Challenge
Compress the entire bee movie script to be small enough to fit on an A4 page and be readable by a human with the naked eye.
My approach was to count word frequencies and add them to a dictionary if they appear enough in the text for their length, so that doing so actually saves characters (I had a function that returns whether or not it will that takes into account the characters it'll use in the dictionary and all the substitutions of that word). I'd then have the dictionary written after the text after an empty line.
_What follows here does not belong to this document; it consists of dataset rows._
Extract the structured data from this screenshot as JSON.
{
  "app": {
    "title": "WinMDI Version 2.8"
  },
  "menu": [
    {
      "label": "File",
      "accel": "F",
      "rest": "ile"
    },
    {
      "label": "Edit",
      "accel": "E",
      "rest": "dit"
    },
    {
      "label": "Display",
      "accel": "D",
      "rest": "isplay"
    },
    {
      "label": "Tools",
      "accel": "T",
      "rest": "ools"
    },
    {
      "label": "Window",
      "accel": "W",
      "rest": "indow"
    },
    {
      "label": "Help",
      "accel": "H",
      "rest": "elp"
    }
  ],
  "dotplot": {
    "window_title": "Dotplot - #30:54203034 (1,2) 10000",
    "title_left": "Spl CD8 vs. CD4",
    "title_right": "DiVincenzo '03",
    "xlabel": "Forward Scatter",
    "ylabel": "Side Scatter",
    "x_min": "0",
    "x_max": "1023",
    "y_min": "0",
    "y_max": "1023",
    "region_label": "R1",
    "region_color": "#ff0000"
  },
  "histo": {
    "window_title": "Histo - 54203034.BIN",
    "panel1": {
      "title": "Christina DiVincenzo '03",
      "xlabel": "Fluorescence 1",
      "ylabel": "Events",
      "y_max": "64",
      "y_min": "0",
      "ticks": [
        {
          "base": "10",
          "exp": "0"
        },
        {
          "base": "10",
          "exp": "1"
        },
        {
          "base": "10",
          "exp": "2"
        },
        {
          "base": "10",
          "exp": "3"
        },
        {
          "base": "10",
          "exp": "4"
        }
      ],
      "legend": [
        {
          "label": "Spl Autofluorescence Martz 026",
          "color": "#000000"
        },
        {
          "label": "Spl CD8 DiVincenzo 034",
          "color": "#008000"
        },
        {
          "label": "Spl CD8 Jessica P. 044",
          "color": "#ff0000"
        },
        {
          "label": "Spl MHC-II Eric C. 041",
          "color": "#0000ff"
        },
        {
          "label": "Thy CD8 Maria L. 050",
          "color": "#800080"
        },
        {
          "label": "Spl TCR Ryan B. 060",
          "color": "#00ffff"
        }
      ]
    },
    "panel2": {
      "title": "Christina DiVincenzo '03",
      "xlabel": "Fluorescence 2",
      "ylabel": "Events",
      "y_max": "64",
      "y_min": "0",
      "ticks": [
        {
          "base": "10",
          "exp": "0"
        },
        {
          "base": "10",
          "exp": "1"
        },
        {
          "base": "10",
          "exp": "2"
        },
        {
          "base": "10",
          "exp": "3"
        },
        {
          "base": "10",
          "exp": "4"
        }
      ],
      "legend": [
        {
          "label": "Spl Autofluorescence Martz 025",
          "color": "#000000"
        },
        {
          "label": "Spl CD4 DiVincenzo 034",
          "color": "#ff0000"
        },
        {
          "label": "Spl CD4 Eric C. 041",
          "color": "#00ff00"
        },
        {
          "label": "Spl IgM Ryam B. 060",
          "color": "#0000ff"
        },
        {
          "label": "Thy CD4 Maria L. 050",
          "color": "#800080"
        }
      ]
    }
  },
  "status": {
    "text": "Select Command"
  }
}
The keys were base-36 (so they take up less characters), upper case, and I substituted them in where their corresponding words were in the text, which was all lower case and had all non-alphanumeric characters stripped besides apostrophes.
The original text is too long to post here so, pastebin!
The compressed text is only just over the character limit for a post here so pastebin, too I guess. :L
The length of the original was 46888 characters, and the resultant was 35513. That's almost 25% gone.
I challenge you to do this better.
Bigger font size perhaps.
I got it with narrow page margins (1.27cm on all sides), in Times New Roman with pt4.5, on one page.
Can be read with the naked eye. I'd call it a success.
Shouldn't be hard to do this better though. You could go lossy and remove all the vowels I guess, you can still read the vast majority of english text without vowels. this is by no means the answer. It's just a start.